Music tailored to the thrones of African kings will echo from Lee Hall auditorium this Sunday.
Courtesy of the central African nation of Burundi, the Royal Drummers and Dancers of Burundi kick off this year’s Lyceum event series at 3-7:30 p.m.
Their style became known as the “Burundi beat” in the west and has pulsed through the veins of its drummers for centuries, inherited from their fathers before them.
According to the group’s official website, the ensemble has toured the world since the 1960s but originally performed ceremonies such as births, funerals and the enthronement of kings.
Western musician Joni Mitchell featured them on her 1975 album “The Hissing of Summer Lawns” and inspired 1980s British rock bands Adam and the Ants and Bow Wow Wow.
Luther Wells, associate director of theatre at FAMU and Lyceum committee member, explains how the Royal Drummers and Dancers of Burundi were chosen.

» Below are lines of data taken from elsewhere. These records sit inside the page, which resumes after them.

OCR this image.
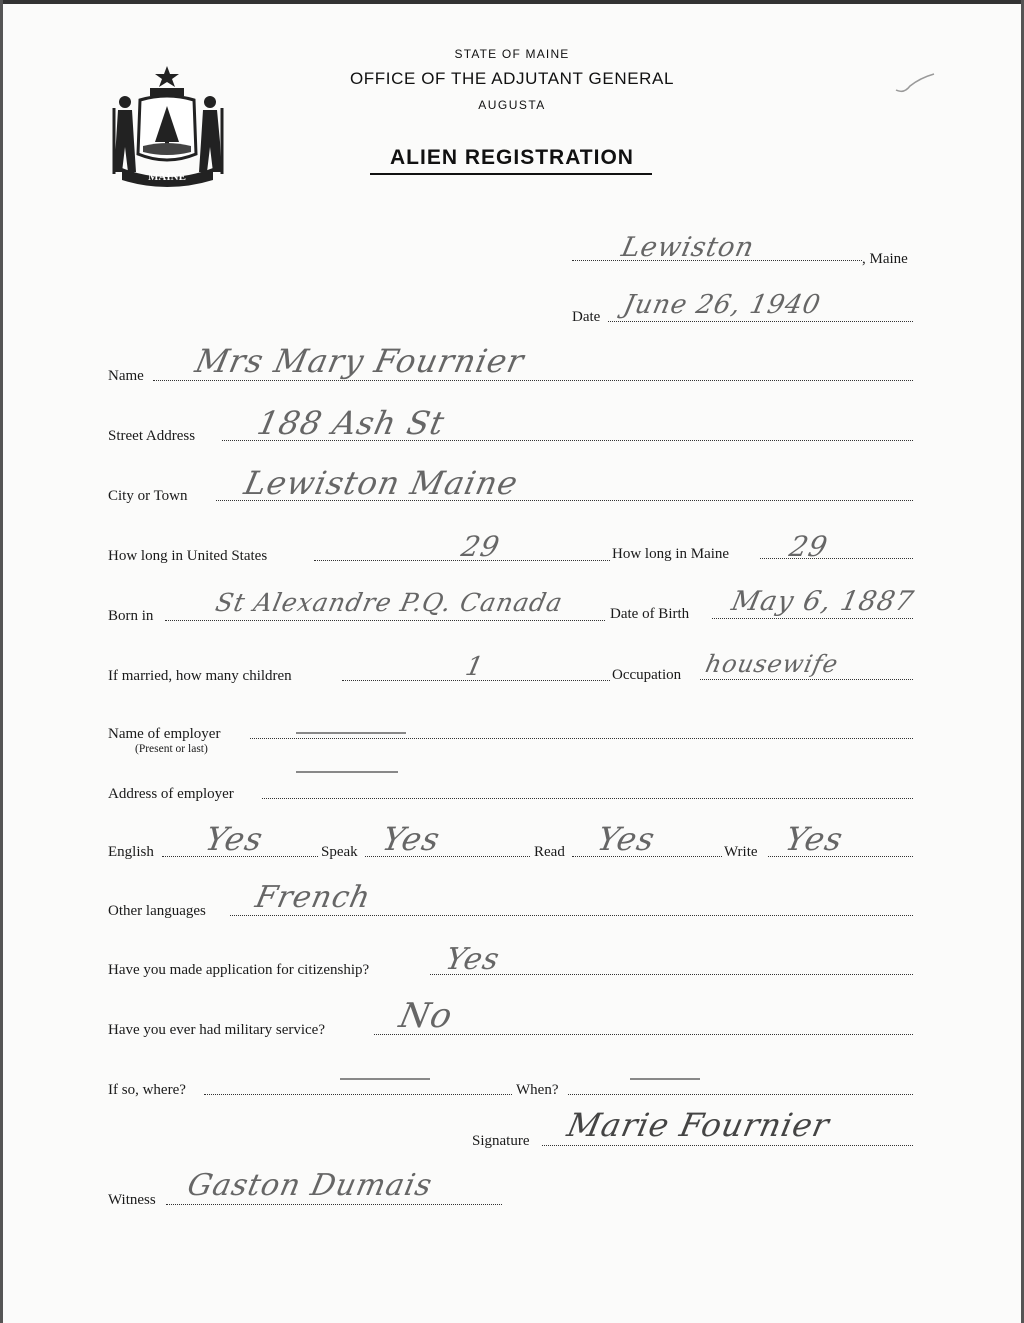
MAINE
STATE OF MAINE
OFFICE OF THE ADJUTANT GENERAL
AUGUSTA
ALIEN REGISTRATION
Lewiston	, Maine
Date June 26, 1940
Name Mrs Mary Fournier
Street Address 188 Ash St
City or Town Lewiston Maine
How long in United States	29	How long in Maine 29
Born in St Alexandre P.Q. Canada	Date of Birth May 6, 1887
If married, how many children	1	Occupation housewife
Name of employer
(Present or last)
Address of employer
English Yes	Speak Yes	Read Yes	Write Yes
Other languages French
Have you made application for citizenship? Yes
Have you ever had military service? No
If so, where?	When?
Signature Marie Fournier
Witness Gaston Dumais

“The committee works from a compiled list of various artists, speakers, politicians etc.,” he said, “but we are open for other suggestions and recommendations.”
Thomas Brooman coordinated the first World of Music Arts and Dance (WOMAD) festival in 1982, which started the “World Music” boom after he attended a performance by the drummers.
The polyrhythmic Burundi beat is composed of the Inkiranya, Ibishikiso, Amashako and large Ignoma drums. Representing the powers of fertility and regeneration, the drums are home-made and crafted from hollowed-out tree trunks native only to Burundi.
Tickets are available at FAMU’s Alfred Lawson Jr. Multipurpose Center and Teaching Gymnasium for $10, $15 and $20, depending on seat locations. Subsequent performances by Sulaiman Hakim and the Langston Hughes Project with Malcolm-Jamal Warner are also set for this year’s Lyceum series.
“I hope that all of us, students, faculty and staff, can be lightened on what’s to offer beyond Tyler Perry and other urban entertainment,” Wells said.